Although the Note does not expressly provide for post-judgment interest, it is available as a matter of statute. Specifically, 28 U.S.C. § 1961 applies to "any money judgment in a civil case recovered in a district court," even if it is a result of a breach of a contract governed by state law. See Cappiello v. ICD Publ'ns, Inc., 720 F.3d 109, 112 (2d Cir. 2013). As such, National Union is entitled to post-judgment interest to be calculated in accordance with 28 U.S.C. § 1961.

CONCLUSION

For the foregoing reasons, Plaintiffs' motion for summary judgment is GRANTED as to National Union's claim for breach of promissory note. Plaintiffs' alternative claim for quantum meruit/unjust enrichment is DISMISSED.

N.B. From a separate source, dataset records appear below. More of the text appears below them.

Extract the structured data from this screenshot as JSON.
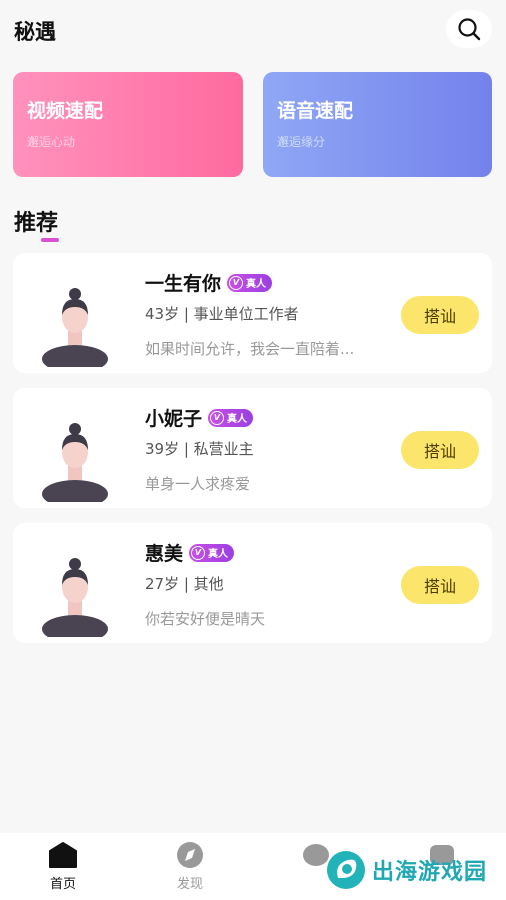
{
  "header": {
    "title": "秘遇"
  },
  "match": {
    "video": {
      "title": "视频速配",
      "subtitle": "邂逅心动"
    },
    "voice": {
      "title": "语音速配",
      "subtitle": "邂逅缘分"
    }
  },
  "recommend": {
    "title": "推荐",
    "users": [
      {
        "name": "一生有你",
        "badge": "真人",
        "info": "43岁 | 事业单位工作者",
        "bio": "如果时间允许，我会一直陪着...",
        "action": "搭讪"
      },
      {
        "name": "小妮子",
        "badge": "真人",
        "info": "39岁 | 私营业主",
        "bio": "单身一人求疼爱",
        "action": "搭讪"
      },
      {
        "name": "惠美",
        "badge": "真人",
        "info": "27岁 | 其他",
        "bio": "你若安好便是晴天",
        "action": "搭讪"
      }
    ]
  },
  "tabbar": {
    "tabs": [
      {
        "label": "首页",
        "icon": "home-icon",
        "active": true
      },
      {
        "label": "发现",
        "icon": "compass-icon",
        "active": false
      }
    ]
  },
  "watermark": {
    "text": "出海游戏园"
  },
  "colors": {
    "accent": "#d94fd6",
    "greet": "#fbe56a",
    "video_gradient": [
      "#ff92bc",
      "#ff6a9e"
    ],
    "voice_gradient": [
      "#8fa8f5",
      "#7481ec"
    ]
  }
}
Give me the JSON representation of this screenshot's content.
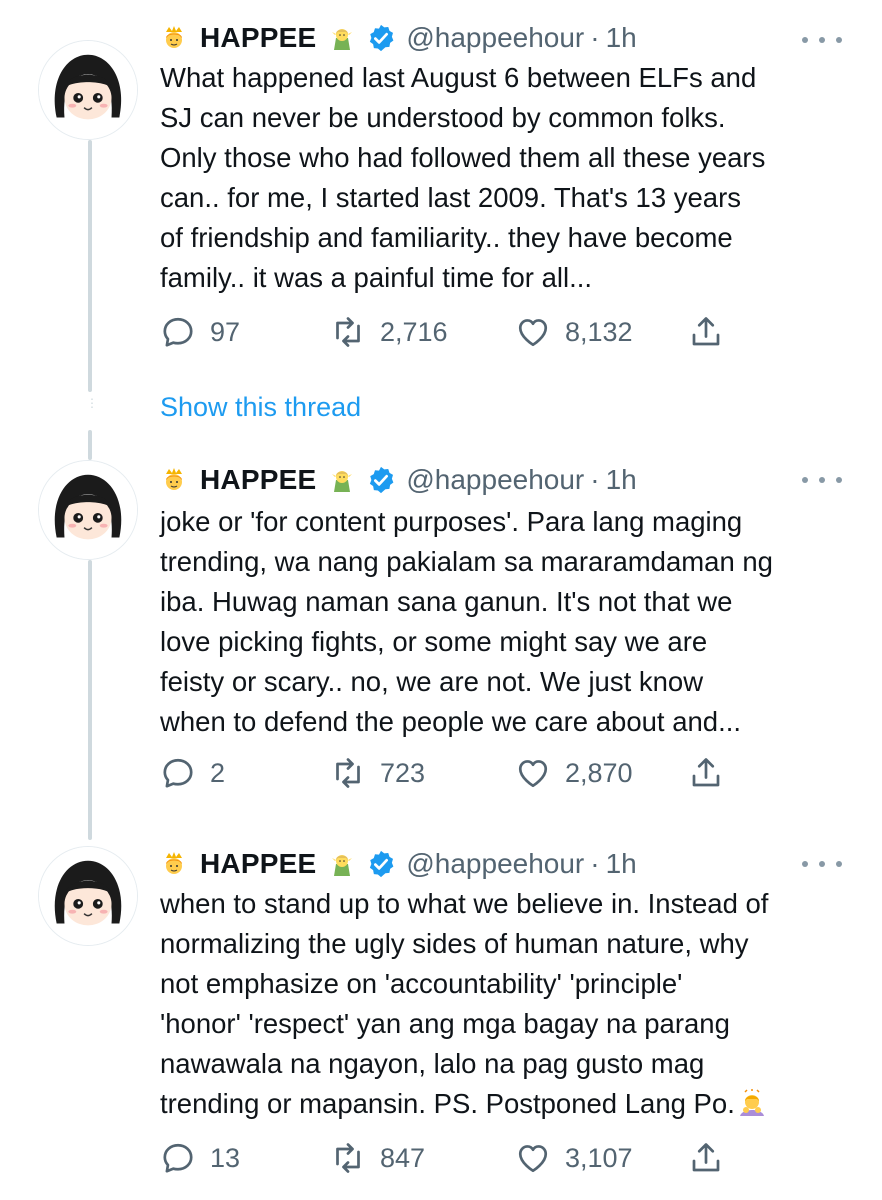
{
  "icons": {
    "reply": "reply-icon",
    "retweet": "retweet-icon",
    "like": "heart-icon",
    "share": "share-icon",
    "more": "more-icon",
    "verified": "verified-badge-icon"
  },
  "colors": {
    "link": "#1d9bf0",
    "verified": "#1d9bf0",
    "muted": "#536471",
    "thread_line": "#cfd9de"
  },
  "tweets": [
    {
      "name": "HAPPEE",
      "handle": "@happeehour",
      "sep": "·",
      "time": "1h",
      "lines": [
        "What happened last August 6 between ELFs and",
        "SJ can never be understood by common folks.",
        "Only those who had followed them all these years",
        "can.. for me, I started last 2009. That's 13 years",
        "of friendship and familiarity.. they have become",
        "family.. it was a painful time for all..."
      ],
      "replies": "97",
      "retweets": "2,716",
      "likes": "8,132"
    },
    {
      "name": "HAPPEE",
      "handle": "@happeehour",
      "sep": "·",
      "time": "1h",
      "lines": [
        "joke or 'for content purposes'. Para lang maging",
        "trending, wa nang pakialam sa mararamdaman ng",
        "iba. Huwag naman sana ganun. It's not that we",
        "love picking fights, or some might say we are",
        "feisty or scary.. no, we are not. We just know",
        "when to defend the people we care about and..."
      ],
      "replies": "2",
      "retweets": "723",
      "likes": "2,870"
    },
    {
      "name": "HAPPEE",
      "handle": "@happeehour",
      "sep": "·",
      "time": "1h",
      "lines": [
        "when to stand up to what we believe in. Instead of",
        "normalizing the ugly sides of human nature, why",
        "not emphasize on 'accountability' 'principle'",
        "'honor' 'respect' yan ang mga bagay na parang",
        "nawawala na ngayon, lalo na pag gusto mag",
        "trending or mapansin. PS. Postponed Lang Po."
      ],
      "replies": "13",
      "retweets": "847",
      "likes": "3,107"
    }
  ],
  "show_thread_label": "Show this thread"
}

The Court awards National Union the following relief:

1. $559,286 in unpaid principal; 2. Prejudgment interest at the rate of 12% per annum from January 15, 2015; 3. Post-judgment interest calculated in accordance with 28 U.S.C. § 1961 that shall continue until the Judgment is fully paid; 4. The amount of attorneys' fees incurred in enforcing Defendant's obligations under the Note. National Union shall make a submission related to attorneys' fees within 14 days of this Judgment. The Court shall, in turn, enter a Final Judgment that incorporates all attorneys' fees, prejudgment interest, and post-judgment interest as of that date.

SO ORDERED.

FootNotes


1. Plaintiffs do not seek the full amount of the Note; apparently Defendant made "several payments under the Note" before breaching its obligation. ECF 29 at 2. All parties agree, however, that $559,286 represents the remaining principal amount currently owed under the terms of the Note.